I made batch number two today, again using the New York Times recipe. This time I took them off the heat when the temp reached 245'. Much better, but still too chewy. Initially, I thought I had it, but now that they've cooled about 3 hours, I don't think so. As you initially bite into a piece, it cracks, then is very chewy...it's a jaw workout.
Since I got further with this batch than with the prior, I learned a lot. (I got these cut up, which I never could have done with the first ones.)
1. Experiment with the timing of adding the salt sprinkled on top. If the caramels are too warm, the salt will get absorbed, but if you add it too late, it won't adhere. Also, remember that some salt will fall off as you cut the caramels. I used Maldon, which has large, lightweight flakes, and about 15-25% fell off.
2. When cutting, keep your board, your knife, everything, well oiled. It gets sticky.
3. I started using a pizza cutter to cut the strips, which worked well. But a chefs knife seems to work better for cutting them into the individual pieces.
4. Looking again at the photos by Thaiobsessed, I now agree with her re. the size of the individual caramels. I experimented the ideal size seems to be about a dice (a die). The recipes I saw all called for 8x8 or 9x9 pans lined with foil. I didn't have one, so I used a 9x12 pan and created a foil wall to make it 9x9. Having sampled enough pieces, I'd now almost prefer a thinner caramel, and might go closer to 9x10 or 9x11 on the next go-round.

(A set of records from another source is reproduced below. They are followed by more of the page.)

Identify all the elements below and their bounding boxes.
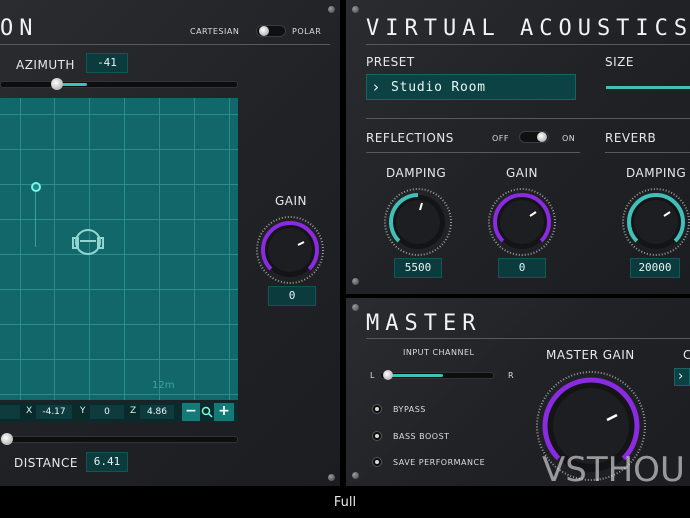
source-track-line [35, 192, 36, 247]
bypass-radio[interactable] [372, 404, 382, 414]
master-right-dropdown[interactable]: › [674, 368, 690, 386]
reflections-damping-value[interactable]: 5500 [394, 258, 442, 278]
cartesian-polar-toggle[interactable] [256, 25, 286, 37]
footer-caption: Full [333, 495, 357, 510]
input-l-label: L [370, 371, 375, 380]
reflections-rule [366, 152, 580, 153]
source-position-handle[interactable] [31, 182, 41, 192]
panel-title: ON [0, 16, 39, 41]
input-r-label: R [508, 371, 515, 380]
magnifier-icon [201, 406, 213, 418]
master-title: MASTER [366, 311, 482, 336]
input-channel-thumb[interactable] [383, 370, 393, 380]
reflections-label: REFLECTIONS [366, 131, 454, 145]
va-title-rule [366, 44, 690, 45]
polar-label: POLAR [292, 27, 322, 36]
y-value[interactable]: 0 [90, 405, 124, 419]
preset-dropdown[interactable]: › Studio Room [366, 74, 576, 100]
azimuth-value[interactable]: -41 [86, 53, 128, 73]
master-gain-label: MASTER GAIN [546, 348, 635, 362]
distance-slider[interactable] [0, 433, 238, 445]
bypass-label: BYPASS [393, 405, 426, 414]
reverb-damping-knob[interactable] [620, 186, 690, 258]
screw [352, 304, 359, 311]
spatializer-panel: ON CARTESIAN POLAR AZIMUTH -41 12m X -4.… [0, 0, 340, 486]
input-channel-label: INPUT CHANNEL [403, 348, 475, 357]
master-right-fragment: C [683, 348, 690, 362]
master-title-rule [366, 338, 690, 339]
z-value[interactable]: 4.86 [140, 405, 174, 419]
cartesian-label: CARTESIAN [190, 27, 240, 36]
vsthouse-watermark: VSTHOU [542, 450, 685, 490]
title-rule [0, 44, 330, 45]
screw [352, 472, 359, 479]
size-slider[interactable] [606, 86, 690, 89]
azimuth-slider[interactable] [0, 78, 238, 90]
reflections-off-label: OFF [492, 134, 509, 143]
x-label: X [26, 406, 33, 416]
preset-value: Studio Room [391, 80, 486, 95]
listener-head-icon [72, 229, 104, 255]
virtual-acoustics-title: VIRTUAL ACOUSTICS [366, 16, 690, 41]
azimuth-slider-thumb[interactable] [51, 78, 63, 90]
reflections-gain-knob[interactable] [486, 186, 558, 258]
save-performance-label: SAVE PERFORMANCE [393, 458, 486, 467]
preset-label: PRESET [366, 55, 415, 69]
gain-knob[interactable] [254, 214, 326, 286]
z-label: Z [130, 406, 137, 416]
zoom-in-button[interactable]: + [214, 403, 234, 421]
reflections-on-label: ON [562, 134, 576, 143]
gain-value[interactable]: 0 [268, 286, 316, 306]
distance-slider-thumb[interactable] [1, 433, 13, 445]
screw [352, 6, 359, 13]
grid-scale-label: 12m [152, 380, 175, 391]
reverb-damping-label: DAMPING [626, 166, 687, 180]
save-performance-radio[interactable] [372, 457, 382, 467]
azimuth-label: AZIMUTH [16, 58, 75, 72]
bass-boost-radio[interactable] [372, 431, 382, 441]
x-value[interactable]: -4.17 [36, 405, 72, 419]
position-grid[interactable]: 12m [0, 98, 238, 400]
distance-value[interactable]: 6.41 [86, 452, 128, 472]
input-channel-fill [389, 374, 443, 377]
zoom-out-button[interactable]: − [182, 403, 200, 421]
coord-extra-field [0, 405, 20, 419]
reflections-damping-knob[interactable] [382, 186, 454, 258]
reflections-toggle[interactable] [519, 131, 549, 143]
reverb-label: REVERB [605, 131, 657, 145]
reflections-damping-label: DAMPING [386, 166, 447, 180]
reverb-rule [605, 152, 690, 153]
distance-label: DISTANCE [14, 456, 78, 470]
screw [328, 6, 335, 13]
reverb-damping-value[interactable]: 20000 [630, 258, 680, 278]
preset-rule [366, 118, 690, 119]
coordinate-bar: X -4.17 Y 0 Z 4.86 − + [0, 402, 238, 422]
chevron-right-icon: › [373, 78, 379, 96]
y-label: Y [80, 406, 86, 416]
reflections-gain-value[interactable]: 0 [498, 258, 546, 278]
gain-label: GAIN [275, 194, 308, 208]
size-label: SIZE [605, 55, 634, 69]
reflections-gain-label: GAIN [506, 166, 539, 180]
screw [328, 474, 335, 481]
screw [352, 278, 359, 285]
bass-boost-label: BASS BOOST [393, 432, 450, 441]
footer-bar: Full [0, 488, 690, 518]
input-channel-slider[interactable] [380, 370, 494, 380]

5. Because I was cutting in smaller pieces, I probably have 150 caramels. I'm loathe to wrap that many caramels, and a little worried about knocking the salt off, so paper candy cups are probably a good alternative.
One other note about the NYT recipe. It does call for 1/3c of honey (in addition to corn syrup and sugar). I like honey by itself, but generally don't like honey in candies. This was the only caramel recipe I saw that called for honey, and although the flavor was subtle, you could definitely taste the honey if you were looking for it. Something to keep in mind if you're not a huge honey fan.